The first *self* I needed to work on? Self love. Yup. The hardest one of all. (go big or go home, right?) I didn’t even know where to start. I had no clue. I knew nothing about love. All I knew about love was that it came with conditions and it hurt all the time. I knew, or so I thought, I had to give and give and put up with all sorts of ridiculous abuse in order to have it and keep it.
Yup, that’s all I knew about love. It sucked and it hurt. So where do I go from here? How will I learn, who will I turn to, how does this work?
I had a million questions and no answers. Nope, not a one. Off I went to figure out this self love stuff myself. Hard lessons and all.
Though I certainly haven’t got it all figured out just yet, I did discover quite a few things about myself and about the learning process on my way to self love. I’m still learning but I thought I’d take a minute to share some things here with you in my hopes that they may either help you, alert you, resonate with you or guide you.

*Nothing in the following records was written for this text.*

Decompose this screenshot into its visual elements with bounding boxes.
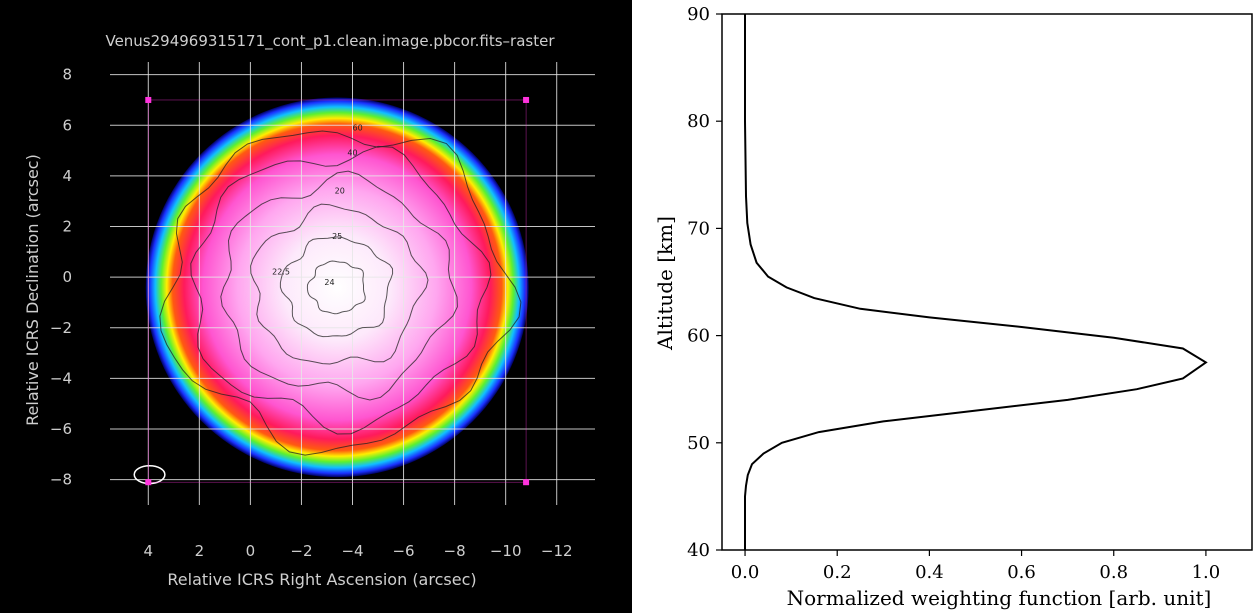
x-axis-label: Relative ICRS Right Ascension (arcsec) xyxy=(167,570,476,589)
y-tick-label-6: −4 xyxy=(50,369,72,387)
x-tick-label-1: 0.2 xyxy=(823,562,852,583)
contour-4 xyxy=(279,236,394,338)
plot-frame xyxy=(721,13,1253,551)
y-tick-label-2: 4 xyxy=(62,167,72,185)
x-tick-label-0: 4 xyxy=(144,542,154,560)
contour-2 xyxy=(220,170,458,401)
y-tick-label-4: 0 xyxy=(62,268,72,286)
y-tick-label-5: 90 xyxy=(687,4,710,25)
x-tick-label-1: 2 xyxy=(195,542,205,560)
venus-disk xyxy=(145,97,529,478)
venus-disk-layer xyxy=(145,97,529,478)
x-tick-label-4: −4 xyxy=(341,542,363,560)
y-tick-label-7: −6 xyxy=(50,420,72,438)
x-tick-label-8: −12 xyxy=(541,542,573,560)
x-tick-label-2: 0.4 xyxy=(915,562,944,583)
y-tick-label-1: 6 xyxy=(62,116,72,134)
x-tick-label-3: 0.6 xyxy=(1007,562,1036,583)
contour-1 xyxy=(190,145,492,435)
region-corner-marker-3 xyxy=(523,479,530,486)
region-corner-marker-2 xyxy=(145,479,152,486)
contour-label-0: 60 xyxy=(353,123,363,132)
contour-label-1: 40 xyxy=(347,149,357,158)
y-tick-label-1: 50 xyxy=(687,433,710,454)
region-box xyxy=(147,99,527,483)
region-corner-marker-1 xyxy=(523,96,530,103)
x-axis-label: Normalized weighting function [arb. unit… xyxy=(787,586,1212,610)
x-tick-label-6: −8 xyxy=(444,542,466,560)
x-tick-label-3: −2 xyxy=(290,542,312,560)
contour-5 xyxy=(306,260,366,315)
y-tick-label-4: 80 xyxy=(687,111,710,132)
y-tick-label-0: 40 xyxy=(687,540,710,561)
y-tick-label-3: 2 xyxy=(62,218,72,236)
coordinate-grid xyxy=(110,62,595,505)
x-tick-label-5: −6 xyxy=(392,542,414,560)
x-tick-label-2: 0 xyxy=(246,542,256,560)
contour-0 xyxy=(159,130,522,456)
contour-3 xyxy=(250,203,429,365)
y-tick-label-5: −2 xyxy=(50,319,72,337)
region-markers xyxy=(133,96,530,486)
contour-label-2: 20 xyxy=(335,187,345,196)
axis-ticks: 0.0 0.2 0.4 0.6 0.8 1.0 40 50 60 70 80 90 xyxy=(687,4,1220,583)
y-axis-label: Altitude [km] xyxy=(653,216,677,351)
image-title: Venus294969315171_cont_p1.clean.image.pb… xyxy=(105,32,555,51)
radio-image-panel: 60 40 20 25 22.5 24 4 2 0 −2 −4 −6 −8 −10 −12 8 6 4 2 0 −2−… xyxy=(0,0,632,613)
y-tick-label-0: 8 xyxy=(62,66,72,84)
x-tick-label-7: −10 xyxy=(490,542,522,560)
x-tick-label-5: 1.0 xyxy=(1192,562,1221,583)
x-tick-label-0: 0.0 xyxy=(731,562,760,583)
y-tick-label-2: 60 xyxy=(687,326,710,347)
contour-label-5: 24 xyxy=(324,278,334,287)
y-tick-label-8: −8 xyxy=(50,471,72,489)
weighting-function-line xyxy=(744,14,1208,550)
weighting-function-chart: 0.0 0.2 0.4 0.6 0.8 1.0 40 50 60 70 80 90 Normalize… xyxy=(653,4,1253,610)
contour-label-4: 22.5 xyxy=(272,268,290,277)
y-axis-label: Relative ICRS Declination (arcsec) xyxy=(23,154,42,426)
region-corner-marker-0 xyxy=(145,96,152,103)
y-tick-label-3: 70 xyxy=(687,218,710,239)
x-tick-label-4: 0.8 xyxy=(1099,562,1128,583)
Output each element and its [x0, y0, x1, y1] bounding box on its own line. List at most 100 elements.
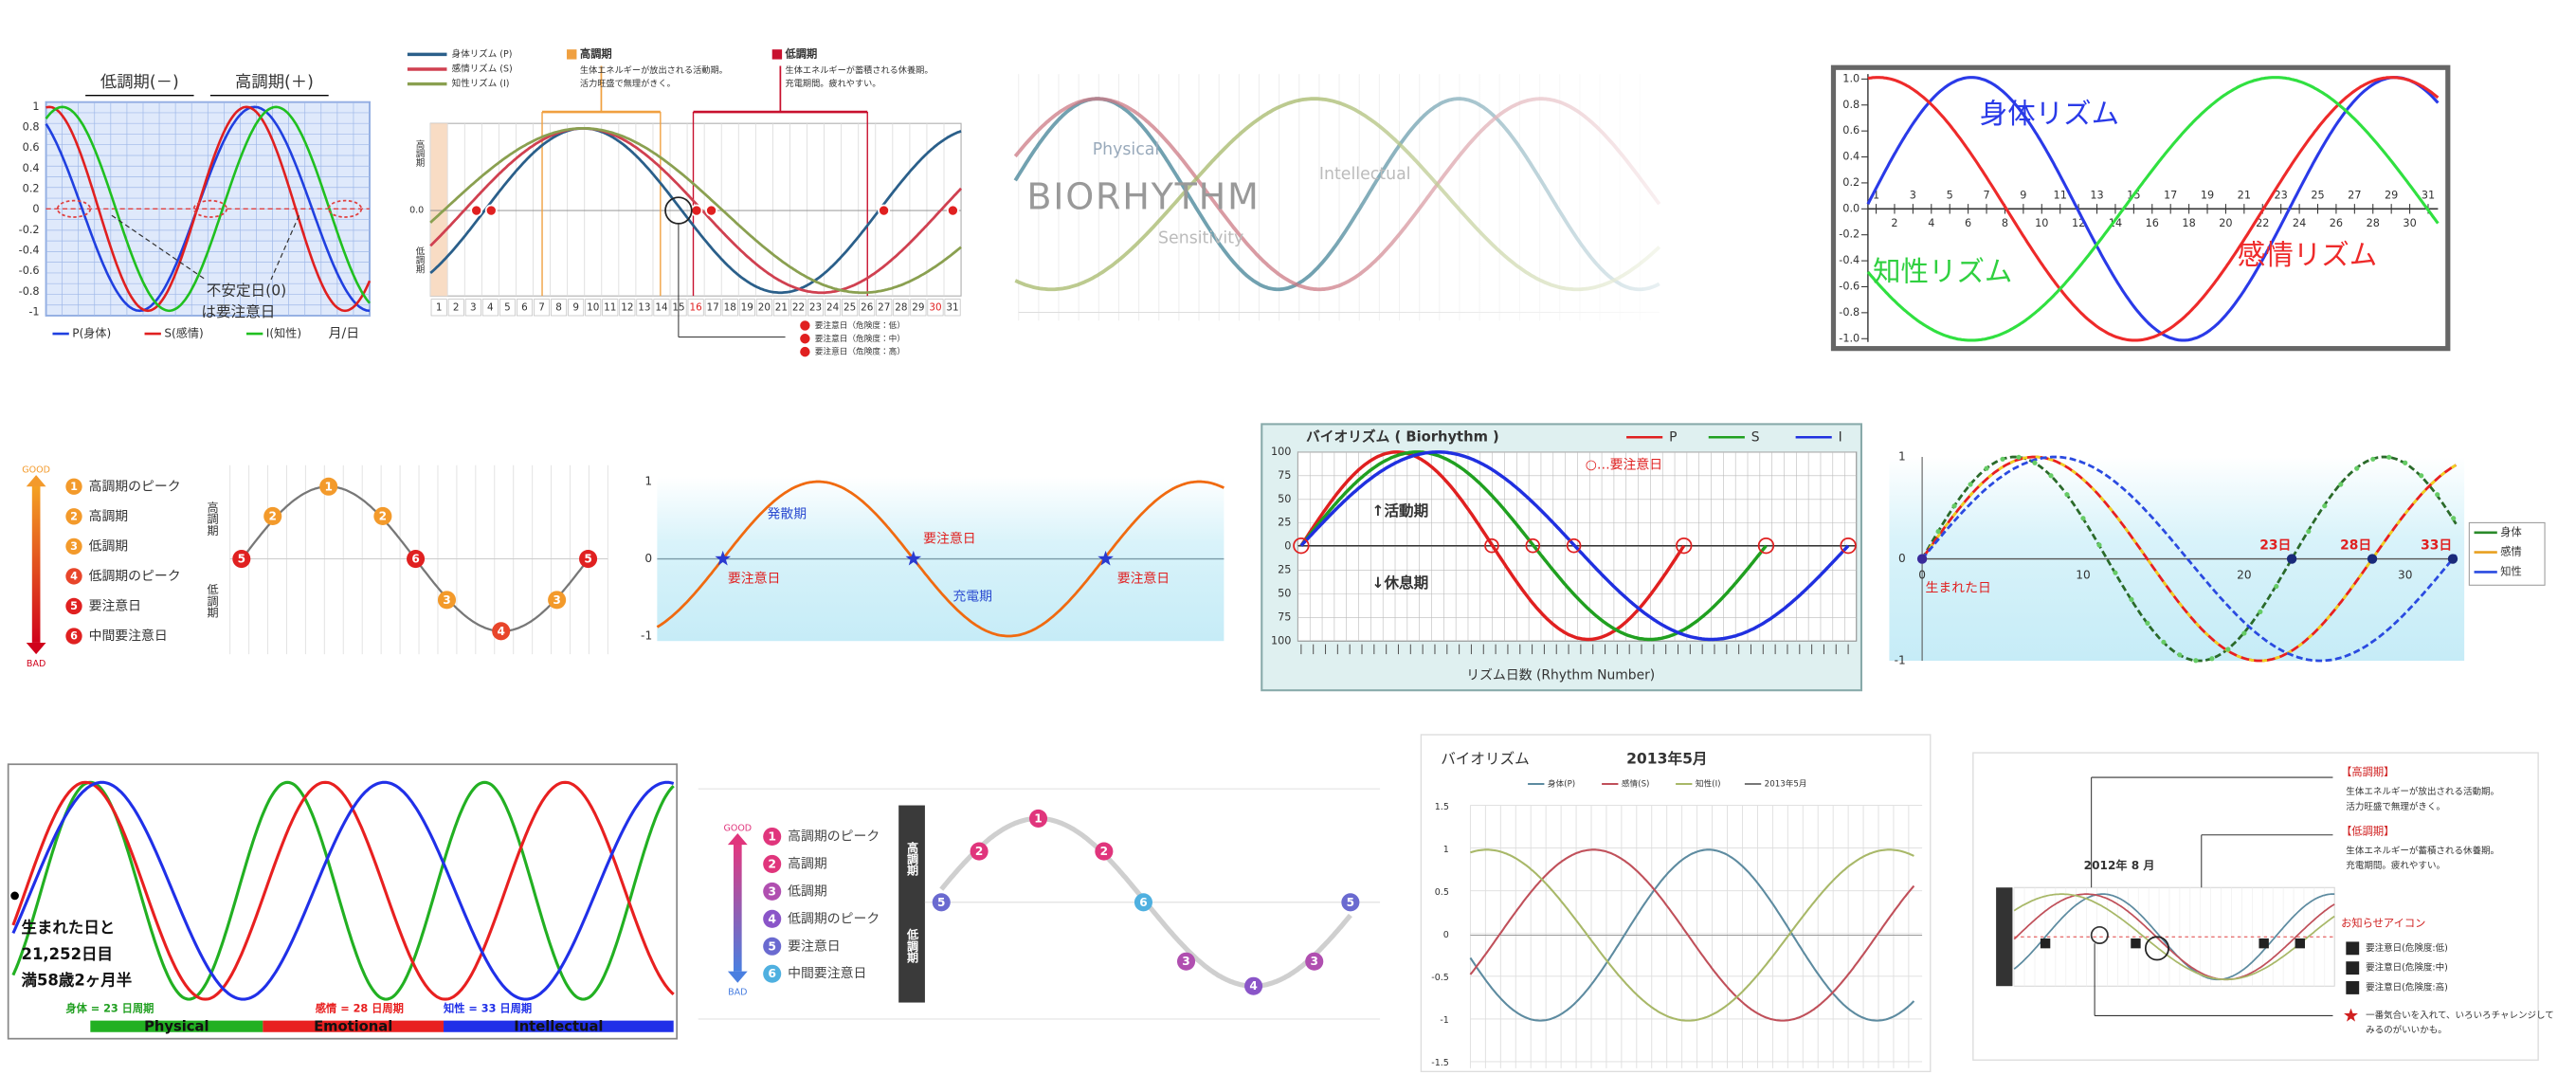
day-cell [499, 299, 516, 317]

Take what you want, leave the rest.
The truth about self love
Hard truth #1
It’s all up to you. There’s no magic wand, no magic pill, no magic potion you can drink that offers instant self love and gratification ( tequila doesn’t count, I soon discovered). The truth is, no one is going to come running to your rescue to show you how it’s done or where self love comes from.
Nope. You’re on your own to figure it out. There are books, oh there are a million books and blogs on self love and you can read them til the cows come home. Bottom line? It’s up to you.
Hard truth #2
It takes a long time to get there. I mean to the place where you love yourself enough that no one and/or nothing can mess that up for you. I’m still working on it, every day as a matter of fact, and I love myself a lot!!
Yet I still hit walls, I still fall down, I still break my own heart. And just when I think I am glowing from all the self love I’ve got built up inside of me, whammo, my candle goes out.
Yup. It takes a long time to get to that “self love” place.
Hard truth #3
Well that was stupid!!! Yup. I hear myself say this to me a lot. What on earth did you do that for? I thought you loved yourself! Why did you do that? Smarten up dodo brain. To this day, I still find myself doing stupid things that I would have done 5 years ago.
I mean things that clearly show self love is not high on my priority list. Every now and then I revert back to old habits. The truth is, these are the habits I grew up with and maintained for almost 50 years. Dammit, they’re hard to break you know?
Hard truth #4
What’s up with all the testing, Universe? I’m almost starting to feel like a lab rat. Ok, enough already. I get it. The Universe has a peculiar sense of humour and continues to throw things in my path that test my strength in the self love department.
Some days I win, some days I learn. Most days I win actually but every now and then something, or should I say someone, will show up and poof, like black magic, I’m the girl I was 5 years ago. Get ready for tests, and lots of them, from the Universe.
These tests help you strengthen your self love muscle (or at least, help you grow and learn)
Hard truth #5
You may stand alone. Not everyone will get it. Not everyone will understand you. When you start saying no to things and yes to your self love, people just won’t get it. You may even lose some people along the way and that’s the truth!.
That’s ok. The ones you want by your side will stay there. The ones who move on will make room for the ones who deserve to be in your life. People who used to be in your life may not like the new you. They may start distancing themselves. Let ’em go. It may hurt but you will see, in time, how them leaving is for your greatest good.
So as I continue down my path of self love, I will remember these hard truths as they show themselves to me, whether I like them or not. As I continue down my path of self love I will continue to grow, learn, love myself more, fall, cry, hurt myself some but mostly just keep on loving.
Self love takes a lot of hard work but it’s not impossible. You can and will get there one day.